Encounter God in the silence
by Joshua Gow
“The Power of Silence” by Robert Cardinal Sarah. Published by Ignatius
Press. 249 pages.
When I am able, which is usually during the summer months when school is not in session, I frequently find myself listening to Dr. Ray Guarendi on Real Presence Radio. I have learned a great deal from Dr. Ray on parenting and life in general. One piece of advice that Dr. Ray gave really struck a chord with me.
He suggested rather than keeping heaps and piles of books that you have read (or, more accurate for me, are hoping to read), we should instead only hold on to the books that we have read and were so profoundly moved by that we would read them again. As a bibliophile myself, this notion initially struck me as blasphemous. As I get older and return to this idea, I see a great deal of brilliance in adhering to this form of radical poverty.
The book I review for this month, The Power of Silence: Against the Dictatorship of Noise by Cardinal Robert Sarah stands as one of the few books I believe belongs on everyone’s single bookshelf. This work truly is a masterpiece and a powerful invitation for reflection and self-examination. If the reader follows deliberately and patiently, he or she will find this work to be a silent retreat compiled in a single volume – a means for retreating from the world and effectively integrating encounters with the living God into our daily lives.
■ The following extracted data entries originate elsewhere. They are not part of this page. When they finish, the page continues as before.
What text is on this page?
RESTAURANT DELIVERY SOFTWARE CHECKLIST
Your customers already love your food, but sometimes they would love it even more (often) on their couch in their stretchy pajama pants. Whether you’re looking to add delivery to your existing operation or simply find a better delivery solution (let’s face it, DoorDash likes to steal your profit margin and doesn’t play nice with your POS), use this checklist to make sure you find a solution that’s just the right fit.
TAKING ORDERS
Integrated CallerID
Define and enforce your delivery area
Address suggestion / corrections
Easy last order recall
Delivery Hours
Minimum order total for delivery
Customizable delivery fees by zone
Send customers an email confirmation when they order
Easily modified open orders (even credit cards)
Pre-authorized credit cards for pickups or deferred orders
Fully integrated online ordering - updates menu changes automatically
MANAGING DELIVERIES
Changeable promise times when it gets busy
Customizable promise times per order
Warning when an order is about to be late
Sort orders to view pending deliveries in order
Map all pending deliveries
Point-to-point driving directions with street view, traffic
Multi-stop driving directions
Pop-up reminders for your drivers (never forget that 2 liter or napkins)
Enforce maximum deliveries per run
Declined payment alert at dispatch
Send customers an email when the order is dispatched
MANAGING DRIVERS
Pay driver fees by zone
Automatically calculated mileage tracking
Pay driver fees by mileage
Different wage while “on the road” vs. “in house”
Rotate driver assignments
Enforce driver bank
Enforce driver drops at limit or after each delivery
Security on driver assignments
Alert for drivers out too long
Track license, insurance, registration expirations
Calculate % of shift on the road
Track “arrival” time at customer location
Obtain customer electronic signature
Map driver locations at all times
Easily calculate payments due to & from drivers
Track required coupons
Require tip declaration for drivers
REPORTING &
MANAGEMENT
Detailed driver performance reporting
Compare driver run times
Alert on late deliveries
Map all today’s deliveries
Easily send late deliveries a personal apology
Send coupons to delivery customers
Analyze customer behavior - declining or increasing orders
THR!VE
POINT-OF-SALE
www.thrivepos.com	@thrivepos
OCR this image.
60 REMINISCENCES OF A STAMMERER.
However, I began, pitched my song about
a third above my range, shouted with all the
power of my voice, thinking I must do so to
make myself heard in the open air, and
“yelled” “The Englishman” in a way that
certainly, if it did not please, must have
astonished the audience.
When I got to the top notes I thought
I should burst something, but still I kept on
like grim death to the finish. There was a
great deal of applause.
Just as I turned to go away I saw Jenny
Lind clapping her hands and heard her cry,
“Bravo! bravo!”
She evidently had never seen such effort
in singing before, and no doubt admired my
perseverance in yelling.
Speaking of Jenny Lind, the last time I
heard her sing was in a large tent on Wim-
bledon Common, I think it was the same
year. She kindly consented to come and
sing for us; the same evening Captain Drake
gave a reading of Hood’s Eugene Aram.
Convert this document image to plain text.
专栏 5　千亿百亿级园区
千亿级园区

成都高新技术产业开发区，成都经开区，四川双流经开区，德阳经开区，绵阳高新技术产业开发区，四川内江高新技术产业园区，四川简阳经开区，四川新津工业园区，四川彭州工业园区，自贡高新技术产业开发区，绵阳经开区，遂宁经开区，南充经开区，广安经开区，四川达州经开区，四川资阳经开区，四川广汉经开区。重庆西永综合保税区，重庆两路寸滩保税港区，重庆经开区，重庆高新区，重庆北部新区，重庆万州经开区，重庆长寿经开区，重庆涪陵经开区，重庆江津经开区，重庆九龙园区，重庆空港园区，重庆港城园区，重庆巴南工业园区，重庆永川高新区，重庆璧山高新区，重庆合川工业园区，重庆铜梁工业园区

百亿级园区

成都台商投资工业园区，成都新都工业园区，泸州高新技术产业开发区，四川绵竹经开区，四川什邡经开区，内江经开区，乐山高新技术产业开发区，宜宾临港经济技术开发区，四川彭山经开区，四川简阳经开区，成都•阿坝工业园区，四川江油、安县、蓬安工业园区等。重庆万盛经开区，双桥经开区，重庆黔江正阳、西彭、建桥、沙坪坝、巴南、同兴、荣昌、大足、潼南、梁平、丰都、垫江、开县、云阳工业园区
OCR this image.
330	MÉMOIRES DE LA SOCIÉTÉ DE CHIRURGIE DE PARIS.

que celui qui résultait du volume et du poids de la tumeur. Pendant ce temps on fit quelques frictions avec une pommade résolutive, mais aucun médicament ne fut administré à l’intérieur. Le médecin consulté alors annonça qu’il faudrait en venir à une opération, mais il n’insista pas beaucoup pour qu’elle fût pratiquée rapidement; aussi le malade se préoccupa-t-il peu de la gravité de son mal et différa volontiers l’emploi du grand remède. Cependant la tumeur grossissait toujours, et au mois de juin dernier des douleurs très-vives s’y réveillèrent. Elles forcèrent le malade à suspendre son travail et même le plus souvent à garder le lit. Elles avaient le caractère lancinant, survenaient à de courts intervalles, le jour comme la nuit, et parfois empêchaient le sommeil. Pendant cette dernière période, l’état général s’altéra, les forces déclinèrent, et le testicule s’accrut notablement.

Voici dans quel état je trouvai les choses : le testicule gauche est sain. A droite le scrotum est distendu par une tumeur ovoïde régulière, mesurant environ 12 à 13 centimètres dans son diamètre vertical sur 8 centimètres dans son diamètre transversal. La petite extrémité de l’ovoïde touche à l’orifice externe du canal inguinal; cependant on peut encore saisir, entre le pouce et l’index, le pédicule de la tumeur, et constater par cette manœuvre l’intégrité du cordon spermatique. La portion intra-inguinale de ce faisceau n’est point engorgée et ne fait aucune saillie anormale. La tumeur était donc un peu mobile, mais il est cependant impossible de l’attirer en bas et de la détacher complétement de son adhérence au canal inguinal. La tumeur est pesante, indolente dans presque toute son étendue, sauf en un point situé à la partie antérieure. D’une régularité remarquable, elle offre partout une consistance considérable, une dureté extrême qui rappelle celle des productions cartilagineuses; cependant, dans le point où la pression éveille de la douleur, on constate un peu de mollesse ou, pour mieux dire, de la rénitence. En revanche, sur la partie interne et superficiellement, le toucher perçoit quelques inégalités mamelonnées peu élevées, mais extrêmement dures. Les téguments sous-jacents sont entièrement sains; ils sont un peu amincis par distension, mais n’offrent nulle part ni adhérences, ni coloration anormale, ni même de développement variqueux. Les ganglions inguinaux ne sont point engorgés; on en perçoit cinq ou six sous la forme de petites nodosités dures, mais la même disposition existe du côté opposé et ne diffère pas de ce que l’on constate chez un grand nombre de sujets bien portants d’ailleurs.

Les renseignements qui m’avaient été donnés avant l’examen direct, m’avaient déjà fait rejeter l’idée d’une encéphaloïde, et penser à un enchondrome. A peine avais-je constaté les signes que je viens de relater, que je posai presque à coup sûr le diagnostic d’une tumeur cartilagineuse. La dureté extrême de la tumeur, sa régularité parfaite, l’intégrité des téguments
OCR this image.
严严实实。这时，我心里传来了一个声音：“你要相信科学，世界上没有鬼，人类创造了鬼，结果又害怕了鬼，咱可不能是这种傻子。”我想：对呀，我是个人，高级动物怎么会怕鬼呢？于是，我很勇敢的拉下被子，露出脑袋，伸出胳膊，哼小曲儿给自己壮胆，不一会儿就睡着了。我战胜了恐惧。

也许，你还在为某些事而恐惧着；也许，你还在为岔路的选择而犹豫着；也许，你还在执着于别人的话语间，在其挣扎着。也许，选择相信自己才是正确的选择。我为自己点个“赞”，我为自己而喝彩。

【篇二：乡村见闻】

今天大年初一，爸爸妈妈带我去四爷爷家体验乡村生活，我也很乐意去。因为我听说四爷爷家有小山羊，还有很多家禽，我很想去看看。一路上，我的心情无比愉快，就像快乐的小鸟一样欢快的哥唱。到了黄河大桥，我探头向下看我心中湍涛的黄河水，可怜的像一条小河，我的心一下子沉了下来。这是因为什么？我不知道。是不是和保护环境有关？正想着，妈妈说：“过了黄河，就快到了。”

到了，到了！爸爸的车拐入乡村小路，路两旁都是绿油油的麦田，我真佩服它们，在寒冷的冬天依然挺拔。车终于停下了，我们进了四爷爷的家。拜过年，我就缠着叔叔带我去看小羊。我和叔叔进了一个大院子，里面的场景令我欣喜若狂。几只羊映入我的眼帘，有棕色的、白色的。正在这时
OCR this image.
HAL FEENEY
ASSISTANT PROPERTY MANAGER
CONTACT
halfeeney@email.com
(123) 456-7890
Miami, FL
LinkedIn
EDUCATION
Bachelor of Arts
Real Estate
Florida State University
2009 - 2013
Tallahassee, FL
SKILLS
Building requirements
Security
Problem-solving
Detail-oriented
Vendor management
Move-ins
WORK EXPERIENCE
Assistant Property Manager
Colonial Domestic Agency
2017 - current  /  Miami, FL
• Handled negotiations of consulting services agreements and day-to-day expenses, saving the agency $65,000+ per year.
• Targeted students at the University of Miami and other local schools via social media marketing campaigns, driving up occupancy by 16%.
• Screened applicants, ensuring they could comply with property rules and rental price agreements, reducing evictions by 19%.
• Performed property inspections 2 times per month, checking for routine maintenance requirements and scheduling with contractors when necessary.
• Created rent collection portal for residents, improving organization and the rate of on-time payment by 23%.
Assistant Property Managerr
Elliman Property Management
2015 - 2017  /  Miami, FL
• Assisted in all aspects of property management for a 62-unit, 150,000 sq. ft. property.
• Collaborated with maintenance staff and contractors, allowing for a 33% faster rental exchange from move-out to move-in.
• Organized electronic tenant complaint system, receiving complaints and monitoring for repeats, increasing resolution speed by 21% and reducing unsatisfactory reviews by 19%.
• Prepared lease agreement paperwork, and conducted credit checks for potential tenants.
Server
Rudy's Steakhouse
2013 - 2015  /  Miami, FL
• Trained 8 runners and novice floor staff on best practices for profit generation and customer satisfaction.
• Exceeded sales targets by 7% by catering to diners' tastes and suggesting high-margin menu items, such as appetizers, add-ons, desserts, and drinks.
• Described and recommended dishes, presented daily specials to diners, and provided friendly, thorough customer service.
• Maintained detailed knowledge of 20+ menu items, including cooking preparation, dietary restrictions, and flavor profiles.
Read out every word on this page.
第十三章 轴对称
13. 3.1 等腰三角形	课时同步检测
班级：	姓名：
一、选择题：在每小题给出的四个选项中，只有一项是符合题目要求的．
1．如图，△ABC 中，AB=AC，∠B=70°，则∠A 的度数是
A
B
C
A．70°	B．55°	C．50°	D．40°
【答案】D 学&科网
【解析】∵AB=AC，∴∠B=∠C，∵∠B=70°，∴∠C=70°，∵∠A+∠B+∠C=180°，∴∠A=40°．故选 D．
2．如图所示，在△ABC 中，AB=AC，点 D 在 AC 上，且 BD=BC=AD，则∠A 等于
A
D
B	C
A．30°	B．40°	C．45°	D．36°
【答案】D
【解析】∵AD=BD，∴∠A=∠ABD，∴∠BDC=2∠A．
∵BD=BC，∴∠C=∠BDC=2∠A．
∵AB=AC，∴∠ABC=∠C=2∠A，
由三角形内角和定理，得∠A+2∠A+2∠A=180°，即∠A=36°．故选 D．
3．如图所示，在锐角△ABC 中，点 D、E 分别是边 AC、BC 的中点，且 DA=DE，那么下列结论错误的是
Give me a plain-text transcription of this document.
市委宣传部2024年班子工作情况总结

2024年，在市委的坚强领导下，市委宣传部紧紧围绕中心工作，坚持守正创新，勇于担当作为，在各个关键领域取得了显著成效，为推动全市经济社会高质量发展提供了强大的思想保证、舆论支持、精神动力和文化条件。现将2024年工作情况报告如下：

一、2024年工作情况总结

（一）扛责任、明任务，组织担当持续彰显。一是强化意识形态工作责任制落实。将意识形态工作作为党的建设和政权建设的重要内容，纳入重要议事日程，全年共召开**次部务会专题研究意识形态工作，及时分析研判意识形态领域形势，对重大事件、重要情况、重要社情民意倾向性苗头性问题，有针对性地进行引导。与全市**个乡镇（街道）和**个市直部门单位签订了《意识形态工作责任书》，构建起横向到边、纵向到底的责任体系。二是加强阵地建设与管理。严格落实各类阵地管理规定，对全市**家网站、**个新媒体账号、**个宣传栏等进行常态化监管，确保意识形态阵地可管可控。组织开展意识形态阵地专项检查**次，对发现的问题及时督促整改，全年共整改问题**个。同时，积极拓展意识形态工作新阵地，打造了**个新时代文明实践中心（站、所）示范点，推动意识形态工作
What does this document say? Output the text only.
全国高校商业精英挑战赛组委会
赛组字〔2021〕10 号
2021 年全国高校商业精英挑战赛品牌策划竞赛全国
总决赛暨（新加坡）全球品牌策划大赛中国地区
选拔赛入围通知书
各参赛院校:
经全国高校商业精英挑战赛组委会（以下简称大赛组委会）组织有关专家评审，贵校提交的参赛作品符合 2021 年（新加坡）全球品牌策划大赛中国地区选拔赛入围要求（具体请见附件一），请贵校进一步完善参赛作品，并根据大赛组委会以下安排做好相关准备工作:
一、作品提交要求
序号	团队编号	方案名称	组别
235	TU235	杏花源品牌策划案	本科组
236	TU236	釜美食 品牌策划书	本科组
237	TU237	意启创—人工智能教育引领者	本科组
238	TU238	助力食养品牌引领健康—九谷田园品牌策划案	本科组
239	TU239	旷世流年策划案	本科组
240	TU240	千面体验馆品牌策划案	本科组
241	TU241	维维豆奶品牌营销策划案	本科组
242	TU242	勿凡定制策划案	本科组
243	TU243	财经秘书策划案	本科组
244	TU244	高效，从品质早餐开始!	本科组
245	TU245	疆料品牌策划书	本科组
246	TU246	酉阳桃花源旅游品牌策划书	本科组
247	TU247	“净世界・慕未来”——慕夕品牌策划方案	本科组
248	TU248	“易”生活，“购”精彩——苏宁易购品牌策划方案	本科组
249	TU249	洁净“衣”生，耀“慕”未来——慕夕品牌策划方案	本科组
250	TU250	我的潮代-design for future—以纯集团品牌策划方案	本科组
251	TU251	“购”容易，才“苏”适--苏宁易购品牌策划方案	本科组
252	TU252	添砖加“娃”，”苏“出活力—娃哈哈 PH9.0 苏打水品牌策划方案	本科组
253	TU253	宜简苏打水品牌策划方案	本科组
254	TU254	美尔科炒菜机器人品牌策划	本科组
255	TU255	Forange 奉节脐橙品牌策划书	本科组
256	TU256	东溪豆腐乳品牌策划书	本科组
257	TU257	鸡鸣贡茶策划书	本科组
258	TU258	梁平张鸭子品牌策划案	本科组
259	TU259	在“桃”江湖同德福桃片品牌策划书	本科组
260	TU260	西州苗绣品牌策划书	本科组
Written in response to a world that is growing increasingly noisy (and in a United States that seemingly respects the sacred noise rather than the sacred silence), Cardinal Sarah’s work serves as a stark reminder of our Christian tradition of silence by delivering a wake-up call for our minds, grown dull from the cacophony surrounding us.
As the first move of this spiritual retreat, Cardinal Sarah paints a vivid picture of the world, showing emphatically the trouble that we are in. We have abandoned silence all together, preferring the noise of music, instant streaming videos, and the bright lights of backlit cell phones and computer screens. When we take in the keen insight of the world Sarah offers, it becomes easy to see how we have fallen for a culture of noise, one that offers little time for reflection and listening to the voice of God.
After offering this image of the world, Cardinal Sarah proceeds to give the prescription to the problem: a return to silence. This return is not easy. Our brains are so acclimated to noise that entering into silence has become quite a chore and a bore. But the need to enter into this sacred state of receptivity is essential, even to our very survival. Ultimately, the soul on this journey seeks to hear the voice of the Beloved calling out to him, a voice that, Cardinal Sarah urges, can be heard.
In outlining the need for silence, Cardinal Sarah also spends a thorough amount of time speaking on the need for the sacred and grand silence within the liturgy. His words are strong, and could provide a stumbling block for some, but are spoken in a spirit of charity and truth and invite a prayerful response on behalf of the faithful.
Having identified the problem and the solution, the reader will find himself or herself now steadily immersing themselves in silence. But what happens when God is silent? How can the God who loves us leave us to suffer in silence? This question is no easy one and has bothered both theologians and philosophers for centuries. Cardinal Sarah, drawing upon this rich tradition of writings, offers a thorough response to the difficulty we all will face in the road to silence: the silence of God the Father.
The reflection thus far forms the substantial majority of the work and offers a beautiful outline for a person seeking a spiritual journey to living a better life. The concluding portion of the work involves a detailed interview conducted with Cardinal Sarah and Dom Dysmas de Lassus, the prior general of the Carthusian Order based out of Le Grand Chartreuse in the French Alps. I cannot offer any words that will do justice to the dialogue between these two men, but to the one who has consumed and seeks to live out Cardinal Sarah’s work, this conversation will provide great food for the journey.
In short, I cannot recommend this work by Cardinal Sarah enough. I encourage reading the work slowly and meditatively, taking opportunities to practice the silence it preaches. Keep this work on your one bookshelf, in a place where it can be revisited often.
Joshua Gow is married to his best friend, Jackie Gow, and enjoys family life with their two born and one unborn children. He is in his fifth year of teaching at Shanley High School and will graduate with a M.S. in Bioethics in April.